The Quest to Understand Metric Movements
Article Summary
Your key metric just tanked 20%. Was it a code change? An OS update? A data pipeline bug? Pinterest built a platform to answer this question at scale.
Pinterest's engineering team shares how they built a root-cause analysis (RCA) platform to diagnose metric movements across their system. The platform combines three complementary approaches to narrow down why metrics shift, from performance regressions to engagement drops.
Key Takeaways
- Slice and Dice: Tree-based segmentation inspired by LinkedIn's ThirdEye algorithm
- General Similarity: Four correlation factors to find metrics moving together
- Experiment Effects: Reverse A/B testing across 2,000+ metrics dynamically
- Discovered link between content shifts and latency via statistical signals
Pinterest's RCA platform combines dimensional analysis, correlation detection, and experiment impact analysis to systematically diagnose metric movements across thousands of metrics.
About This Article
When metrics moved unexpectedly at Pinterest, engineers had a hard time figuring out what caused the change. The culprit could be anything from an OS upgrade to a logging error to a traffic spike. Investigating manually across multidimensional metrics was inefficient and time-consuming.

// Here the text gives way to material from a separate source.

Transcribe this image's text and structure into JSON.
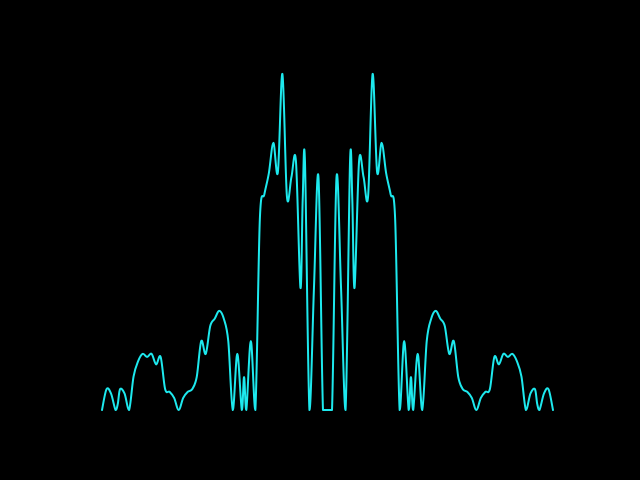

Pinterest built an RCA platform that uses segment tree analysis with customizable significance factors. It combines Pearson and Spearman correlations to find relationships in the data. Welch's t-tests filtered by harmonic mean p-values help reduce noise and false signals.
The platform can analyze experiment impacts across 2,000 metrics on-demand without needing to pre-compute results. Teams can diagnose issues ad-hoc when they need to. Application-level caching and query optimizations keep the computational costs down.